Information technology revolutionised the collection and storage of patient data, with standards for records recently published by the Royal College of Physicians (Royal College of Physicians 2015). The implications of the electronic patient record on the consultation are emerging, with warnings that bureaucratisation ‘risks marginalisation of aspects of quality which lie beyond their focus, in particular attention to patient narrative’ and that doctors need ‘to be creative in using templates to avoid privileging “institution-centred” care over patient-centred care’ (Swinglehurst et al. 2012). Evidence-based medicine’s supremacy, it is argued, has limitations in situations of complex healthcare needs where co-morbidity is so prevalent (Greenhalgh et al. 2014).
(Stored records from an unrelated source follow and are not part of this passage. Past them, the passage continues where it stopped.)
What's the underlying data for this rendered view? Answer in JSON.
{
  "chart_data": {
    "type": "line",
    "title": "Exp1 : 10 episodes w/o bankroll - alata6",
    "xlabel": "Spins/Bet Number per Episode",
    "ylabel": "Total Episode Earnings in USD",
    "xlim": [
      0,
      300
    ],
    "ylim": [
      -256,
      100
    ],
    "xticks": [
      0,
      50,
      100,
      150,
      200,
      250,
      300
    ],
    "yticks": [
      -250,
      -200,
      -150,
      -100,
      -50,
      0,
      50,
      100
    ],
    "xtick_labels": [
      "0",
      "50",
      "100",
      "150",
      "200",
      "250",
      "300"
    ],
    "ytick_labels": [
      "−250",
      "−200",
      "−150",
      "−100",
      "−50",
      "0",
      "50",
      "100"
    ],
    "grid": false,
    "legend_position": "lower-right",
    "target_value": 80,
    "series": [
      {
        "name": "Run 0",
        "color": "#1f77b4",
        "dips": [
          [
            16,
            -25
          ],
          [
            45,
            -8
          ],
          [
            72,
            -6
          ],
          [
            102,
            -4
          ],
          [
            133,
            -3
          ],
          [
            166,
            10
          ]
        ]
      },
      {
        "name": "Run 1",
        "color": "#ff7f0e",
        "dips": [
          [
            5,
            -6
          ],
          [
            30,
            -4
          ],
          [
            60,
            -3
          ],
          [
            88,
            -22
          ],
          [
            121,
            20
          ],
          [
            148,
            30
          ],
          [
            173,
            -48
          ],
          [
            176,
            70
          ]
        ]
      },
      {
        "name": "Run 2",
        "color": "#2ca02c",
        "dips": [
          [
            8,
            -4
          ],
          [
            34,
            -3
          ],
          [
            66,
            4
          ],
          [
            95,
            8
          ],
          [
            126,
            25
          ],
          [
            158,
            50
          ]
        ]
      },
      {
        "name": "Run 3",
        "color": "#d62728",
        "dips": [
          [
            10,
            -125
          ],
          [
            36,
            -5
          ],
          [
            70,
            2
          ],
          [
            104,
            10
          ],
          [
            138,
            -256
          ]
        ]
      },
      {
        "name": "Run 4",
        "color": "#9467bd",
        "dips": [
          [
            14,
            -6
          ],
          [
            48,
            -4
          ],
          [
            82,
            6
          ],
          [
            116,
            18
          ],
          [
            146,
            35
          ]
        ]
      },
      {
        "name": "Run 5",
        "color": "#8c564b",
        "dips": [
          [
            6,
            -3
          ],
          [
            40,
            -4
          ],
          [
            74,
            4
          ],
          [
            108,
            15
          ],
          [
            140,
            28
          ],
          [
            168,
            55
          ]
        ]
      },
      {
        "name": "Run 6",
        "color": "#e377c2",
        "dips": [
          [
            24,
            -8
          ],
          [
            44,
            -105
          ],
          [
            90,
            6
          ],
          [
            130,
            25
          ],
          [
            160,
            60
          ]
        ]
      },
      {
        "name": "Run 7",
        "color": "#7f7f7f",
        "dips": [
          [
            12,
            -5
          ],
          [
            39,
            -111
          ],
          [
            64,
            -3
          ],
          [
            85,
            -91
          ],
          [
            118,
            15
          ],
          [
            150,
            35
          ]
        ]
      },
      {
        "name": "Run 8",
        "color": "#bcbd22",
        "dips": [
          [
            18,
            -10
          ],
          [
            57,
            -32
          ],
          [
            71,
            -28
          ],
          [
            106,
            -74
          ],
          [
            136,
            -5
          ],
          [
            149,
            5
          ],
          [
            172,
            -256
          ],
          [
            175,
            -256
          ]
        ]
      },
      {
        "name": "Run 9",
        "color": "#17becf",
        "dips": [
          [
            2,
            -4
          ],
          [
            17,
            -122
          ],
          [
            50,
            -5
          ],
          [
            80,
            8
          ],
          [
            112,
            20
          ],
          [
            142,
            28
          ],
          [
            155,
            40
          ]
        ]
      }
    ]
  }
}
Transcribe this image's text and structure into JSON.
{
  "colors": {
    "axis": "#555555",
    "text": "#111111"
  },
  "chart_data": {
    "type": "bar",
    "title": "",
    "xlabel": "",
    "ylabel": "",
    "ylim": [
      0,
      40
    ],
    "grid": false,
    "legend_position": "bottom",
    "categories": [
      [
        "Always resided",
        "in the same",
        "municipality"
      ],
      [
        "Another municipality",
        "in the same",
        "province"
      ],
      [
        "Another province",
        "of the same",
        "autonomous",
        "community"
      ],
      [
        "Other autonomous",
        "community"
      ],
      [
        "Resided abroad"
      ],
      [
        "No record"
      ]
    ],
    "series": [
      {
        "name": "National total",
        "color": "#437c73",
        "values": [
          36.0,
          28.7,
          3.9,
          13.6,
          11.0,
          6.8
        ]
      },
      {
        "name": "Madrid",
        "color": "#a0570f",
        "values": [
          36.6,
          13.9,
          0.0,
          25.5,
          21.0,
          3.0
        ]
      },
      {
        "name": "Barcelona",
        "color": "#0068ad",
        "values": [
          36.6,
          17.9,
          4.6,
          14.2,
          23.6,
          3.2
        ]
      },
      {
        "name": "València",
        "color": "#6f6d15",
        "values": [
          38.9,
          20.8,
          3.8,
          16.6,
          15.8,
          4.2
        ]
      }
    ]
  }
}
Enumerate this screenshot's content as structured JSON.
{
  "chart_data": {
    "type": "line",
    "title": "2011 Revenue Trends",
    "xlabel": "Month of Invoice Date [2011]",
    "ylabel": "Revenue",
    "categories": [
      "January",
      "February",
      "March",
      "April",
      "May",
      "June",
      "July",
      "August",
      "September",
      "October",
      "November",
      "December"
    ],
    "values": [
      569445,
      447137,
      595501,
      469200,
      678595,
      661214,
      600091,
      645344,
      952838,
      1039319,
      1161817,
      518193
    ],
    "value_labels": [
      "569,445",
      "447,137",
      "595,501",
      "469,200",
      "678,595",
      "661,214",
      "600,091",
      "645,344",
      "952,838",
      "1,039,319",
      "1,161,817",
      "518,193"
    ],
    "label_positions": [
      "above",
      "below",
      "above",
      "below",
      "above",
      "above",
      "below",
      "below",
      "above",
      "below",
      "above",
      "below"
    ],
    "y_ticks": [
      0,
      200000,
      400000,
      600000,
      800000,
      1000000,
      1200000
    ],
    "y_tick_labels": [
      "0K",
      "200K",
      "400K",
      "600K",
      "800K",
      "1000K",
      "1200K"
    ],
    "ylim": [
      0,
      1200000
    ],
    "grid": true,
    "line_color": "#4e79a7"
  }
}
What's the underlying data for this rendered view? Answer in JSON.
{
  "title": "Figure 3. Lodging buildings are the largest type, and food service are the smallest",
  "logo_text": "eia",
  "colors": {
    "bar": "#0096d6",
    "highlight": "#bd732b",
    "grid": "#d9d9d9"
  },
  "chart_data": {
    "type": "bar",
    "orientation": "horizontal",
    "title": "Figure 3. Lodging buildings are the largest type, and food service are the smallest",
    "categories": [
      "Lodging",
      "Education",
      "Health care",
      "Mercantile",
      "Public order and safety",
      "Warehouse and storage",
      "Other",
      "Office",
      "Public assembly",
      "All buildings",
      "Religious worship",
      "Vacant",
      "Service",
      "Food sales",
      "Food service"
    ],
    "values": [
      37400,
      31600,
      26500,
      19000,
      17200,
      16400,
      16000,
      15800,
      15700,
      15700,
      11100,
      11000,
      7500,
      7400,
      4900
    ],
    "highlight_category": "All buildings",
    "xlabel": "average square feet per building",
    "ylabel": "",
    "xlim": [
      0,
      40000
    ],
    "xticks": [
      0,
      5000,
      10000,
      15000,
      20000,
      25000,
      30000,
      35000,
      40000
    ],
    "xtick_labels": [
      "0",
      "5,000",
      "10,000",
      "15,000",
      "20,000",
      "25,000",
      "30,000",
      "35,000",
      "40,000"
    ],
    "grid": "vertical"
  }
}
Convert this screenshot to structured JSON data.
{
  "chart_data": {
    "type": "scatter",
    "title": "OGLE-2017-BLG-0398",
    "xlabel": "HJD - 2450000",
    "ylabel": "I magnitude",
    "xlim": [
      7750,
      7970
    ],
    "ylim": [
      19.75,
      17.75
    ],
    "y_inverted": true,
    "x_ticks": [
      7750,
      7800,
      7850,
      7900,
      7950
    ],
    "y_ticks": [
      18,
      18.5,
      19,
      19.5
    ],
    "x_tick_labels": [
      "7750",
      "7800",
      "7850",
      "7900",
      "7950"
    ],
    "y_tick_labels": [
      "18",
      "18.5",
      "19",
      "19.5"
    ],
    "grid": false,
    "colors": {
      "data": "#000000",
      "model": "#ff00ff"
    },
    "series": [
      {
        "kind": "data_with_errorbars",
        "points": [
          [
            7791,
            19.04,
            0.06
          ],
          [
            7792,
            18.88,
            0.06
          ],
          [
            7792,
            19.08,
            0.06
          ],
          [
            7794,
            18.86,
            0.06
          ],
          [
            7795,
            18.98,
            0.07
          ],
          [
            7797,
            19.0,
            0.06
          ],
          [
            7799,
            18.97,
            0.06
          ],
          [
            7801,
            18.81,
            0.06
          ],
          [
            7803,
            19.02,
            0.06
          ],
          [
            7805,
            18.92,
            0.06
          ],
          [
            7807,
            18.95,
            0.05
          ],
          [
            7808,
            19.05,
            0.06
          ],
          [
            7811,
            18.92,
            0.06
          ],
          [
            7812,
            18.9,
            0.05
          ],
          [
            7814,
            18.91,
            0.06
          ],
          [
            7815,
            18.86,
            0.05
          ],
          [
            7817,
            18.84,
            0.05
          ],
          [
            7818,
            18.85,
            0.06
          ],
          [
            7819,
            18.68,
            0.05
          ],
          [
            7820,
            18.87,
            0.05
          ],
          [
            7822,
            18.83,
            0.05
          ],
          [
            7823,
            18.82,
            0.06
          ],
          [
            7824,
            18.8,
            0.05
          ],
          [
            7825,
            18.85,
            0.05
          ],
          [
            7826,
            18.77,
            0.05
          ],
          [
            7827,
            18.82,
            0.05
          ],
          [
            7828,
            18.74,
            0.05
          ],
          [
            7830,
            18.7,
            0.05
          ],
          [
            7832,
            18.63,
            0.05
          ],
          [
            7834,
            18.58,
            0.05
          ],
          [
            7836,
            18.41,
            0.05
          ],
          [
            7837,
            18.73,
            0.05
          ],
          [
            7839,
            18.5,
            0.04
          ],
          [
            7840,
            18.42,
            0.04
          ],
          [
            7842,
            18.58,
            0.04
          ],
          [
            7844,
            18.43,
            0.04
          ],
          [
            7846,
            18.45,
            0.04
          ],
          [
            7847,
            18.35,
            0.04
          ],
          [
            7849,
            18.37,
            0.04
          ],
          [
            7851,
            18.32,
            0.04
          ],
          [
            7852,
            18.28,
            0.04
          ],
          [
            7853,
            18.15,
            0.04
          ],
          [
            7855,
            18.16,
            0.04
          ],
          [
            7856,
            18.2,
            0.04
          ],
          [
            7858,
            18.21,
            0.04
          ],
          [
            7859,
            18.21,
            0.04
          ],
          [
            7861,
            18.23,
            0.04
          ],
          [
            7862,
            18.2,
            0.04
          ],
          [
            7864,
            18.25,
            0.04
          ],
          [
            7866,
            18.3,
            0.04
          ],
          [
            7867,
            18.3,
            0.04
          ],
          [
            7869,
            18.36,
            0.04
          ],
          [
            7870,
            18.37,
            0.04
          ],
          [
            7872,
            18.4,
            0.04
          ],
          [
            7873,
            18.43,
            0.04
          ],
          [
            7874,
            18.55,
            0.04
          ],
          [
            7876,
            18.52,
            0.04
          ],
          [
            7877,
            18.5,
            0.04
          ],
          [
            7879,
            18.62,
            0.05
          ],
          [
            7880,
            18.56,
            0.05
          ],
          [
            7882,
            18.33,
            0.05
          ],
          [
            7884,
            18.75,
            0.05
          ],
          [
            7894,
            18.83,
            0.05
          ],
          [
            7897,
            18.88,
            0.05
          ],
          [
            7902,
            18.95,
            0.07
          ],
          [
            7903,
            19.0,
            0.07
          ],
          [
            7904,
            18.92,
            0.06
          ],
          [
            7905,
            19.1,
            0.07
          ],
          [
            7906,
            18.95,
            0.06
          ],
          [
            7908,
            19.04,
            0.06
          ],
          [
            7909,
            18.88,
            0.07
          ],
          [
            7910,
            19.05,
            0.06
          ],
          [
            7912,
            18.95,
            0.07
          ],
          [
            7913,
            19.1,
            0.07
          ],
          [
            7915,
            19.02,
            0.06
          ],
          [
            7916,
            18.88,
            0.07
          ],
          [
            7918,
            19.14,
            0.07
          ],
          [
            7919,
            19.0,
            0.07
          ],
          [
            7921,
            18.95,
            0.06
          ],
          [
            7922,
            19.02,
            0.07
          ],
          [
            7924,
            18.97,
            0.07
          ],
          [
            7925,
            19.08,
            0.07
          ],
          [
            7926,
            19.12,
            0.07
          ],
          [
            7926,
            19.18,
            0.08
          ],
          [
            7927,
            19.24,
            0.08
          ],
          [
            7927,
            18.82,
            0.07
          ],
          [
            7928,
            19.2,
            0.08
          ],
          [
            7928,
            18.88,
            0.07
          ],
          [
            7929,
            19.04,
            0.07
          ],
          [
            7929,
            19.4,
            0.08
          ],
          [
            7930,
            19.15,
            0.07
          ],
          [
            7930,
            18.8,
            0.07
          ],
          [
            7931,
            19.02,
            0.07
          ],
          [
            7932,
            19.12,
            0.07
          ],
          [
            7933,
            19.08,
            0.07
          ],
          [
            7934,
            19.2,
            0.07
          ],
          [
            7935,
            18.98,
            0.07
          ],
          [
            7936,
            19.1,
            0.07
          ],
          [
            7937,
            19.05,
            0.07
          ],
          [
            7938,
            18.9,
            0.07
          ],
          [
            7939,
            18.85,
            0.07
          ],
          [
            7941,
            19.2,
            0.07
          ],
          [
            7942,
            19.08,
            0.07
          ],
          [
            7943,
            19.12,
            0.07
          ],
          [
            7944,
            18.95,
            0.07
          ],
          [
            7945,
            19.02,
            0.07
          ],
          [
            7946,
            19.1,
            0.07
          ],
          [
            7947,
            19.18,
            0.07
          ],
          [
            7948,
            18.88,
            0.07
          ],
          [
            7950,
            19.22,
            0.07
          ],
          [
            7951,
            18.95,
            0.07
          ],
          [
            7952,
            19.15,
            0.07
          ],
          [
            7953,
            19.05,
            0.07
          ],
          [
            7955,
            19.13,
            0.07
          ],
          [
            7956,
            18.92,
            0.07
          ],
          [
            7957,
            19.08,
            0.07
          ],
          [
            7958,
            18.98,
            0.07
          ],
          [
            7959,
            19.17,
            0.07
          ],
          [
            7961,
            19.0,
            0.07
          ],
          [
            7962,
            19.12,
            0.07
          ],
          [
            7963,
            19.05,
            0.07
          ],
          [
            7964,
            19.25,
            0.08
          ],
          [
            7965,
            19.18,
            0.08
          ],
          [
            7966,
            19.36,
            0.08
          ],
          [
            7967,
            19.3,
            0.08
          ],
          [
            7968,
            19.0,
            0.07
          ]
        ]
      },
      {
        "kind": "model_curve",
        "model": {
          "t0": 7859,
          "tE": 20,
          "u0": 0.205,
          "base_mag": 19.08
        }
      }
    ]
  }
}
Are we moving towards a consumerist model in which power relationships are reversed, with the patient taking the active role and the doctor adopting a fairly passive role, acceding to the patient’s requests for particular treatments, a second opinion, referral to hospital, a sick note and so on? Picker Institute surveys show that the British public remains strongly in favour of equity and participation, with high-quality services available to all, accountability of providers and independent regulation at arm’s length from government (Coulter 2005b).
In the current social, scientific and political climate doctors need to use their expertise wisely in the service of patients and navigate the various demands and constraints within a social contract, whilst at the same time retaining the ability to care, to be trustworthy and share information, decisions, uncertainty and even mistakes openly. The final word must go to Henry Sigerist, who reminds us that “the physician's position in society is never determined by the physician himself, but by the society he is serving” (Sigerist 1933).